Melodramma dai risvolti tragici condotto abilmente dal regista grazie a un testo di partenza riuscito e particolarmente curato. Profondo e malinconico, interpretato dal bravissimo giovane talentuoso Chris Udvarnoky (purtroppo morto nel 2010 a soli 49 anni), "Chi è l'altro" riesce a farsi seguire piacevolmente solleticando il lato profondo del nostro essere. Temi universali, qui rappresentati dal gemello (il doppio) e dalla mancanza di padre. La nonna di origini russe è un valore aggiunto, agisce con pacata tristezza quando capisce chi è l'altro...

• MOMENTO O FRASE MEMORABILI: L'anello e come il piccolo Niles/Holland se lo è procurato.
I gusti di Undying (Horror - Poliziesco - Thriller)

Homesick 23/8/14 8:30 - 5737 commenti

Essendo passate sotto i ponti le impetuose acque letterarie di Poe, James e Stevenson, è sin troppo facile capire come stiano le cose e rispondere alla domanda del titolo. Alla carente materia prima, Mulligan - che come ne Il buio oltre la siepe pone al centro l'ambientazione rurale e l'infanzia - cerca di sopperire con qualche buon colpo di regia e facendo dei due gemelli Udvarnoky esseri immondi al pari dei loro successori di The Omen e Schock. Minima la tensione e debolissime le connotazioni psicologiche, abortite dagli incespicanti passi nel fantastico e nel preternaturale.

• MOMENTO O FRASE MEMORABILI: L'immedesimazione nel corvo e la ripresa del volo in soggettiva; il volto della madre paralitica.
I gusti di Homesick (Giallo - Horror - Western)

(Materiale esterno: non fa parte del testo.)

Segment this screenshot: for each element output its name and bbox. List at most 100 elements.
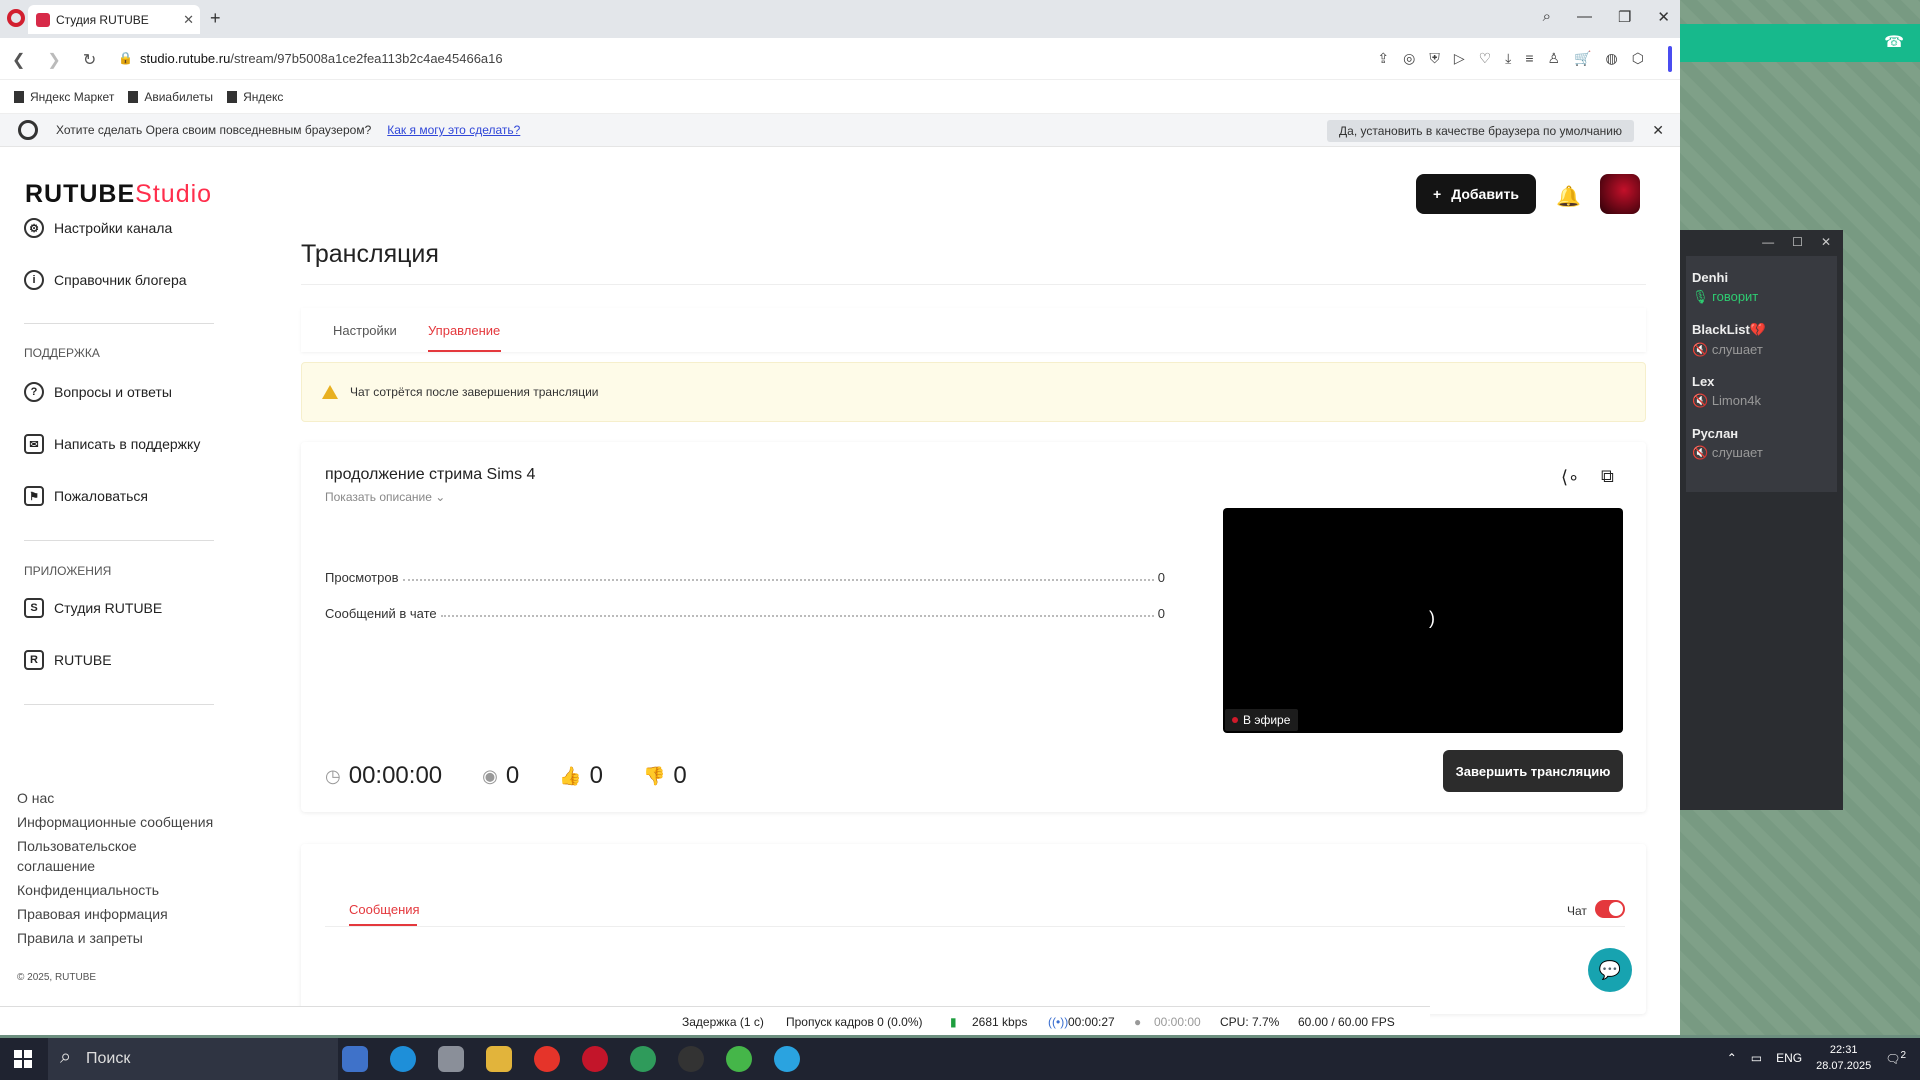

Cotola 16/8/11 22:31 - 6571 commenti

A mio avviso il miglior film del filone bambini-assassini. Colpo di scena a parte (perlatro prevedibile) la pellicola riesce a creare una genuina inquietudine, nonostante l'ambientazione quasi esclusivamente en plein air. Ciò per la straordinaria prestazione attoriale dei due gemelli e per la capacità della sceneggiatura di creare un clima sempre più opprimente ed una tensione che cresce, raggiungendo diverse volte il climax con un finale notevole. Grande la regia di Mulligan. Meriterebbe maggiore "visibilità".
I gusti di Cotola (Drammatico - Gangster - Giallo)

Daniela 15/1/11 11:34 - 6824 commenti

Ruralia americana anni Venti, sembra un paradiso abitato da angelici bimbi biondi, ma ci vuol poco a capire che è un sobborgo di Cabot Cove, visto il tasso di mortalità... Regista "intimista" e misurato, Mulligan torna al tema a lui più caro, quello dei turbamenti dell'infanzia, con un film elegante, che mostra pochissimo e molto allude, ma questo approccio rischia di rendere la vicenda prevedibile e poco coinvolgente, tanto che la sequenza più riuscita è quella più esplicita, in cui i mostri fisici e quelli mentali si incrociano.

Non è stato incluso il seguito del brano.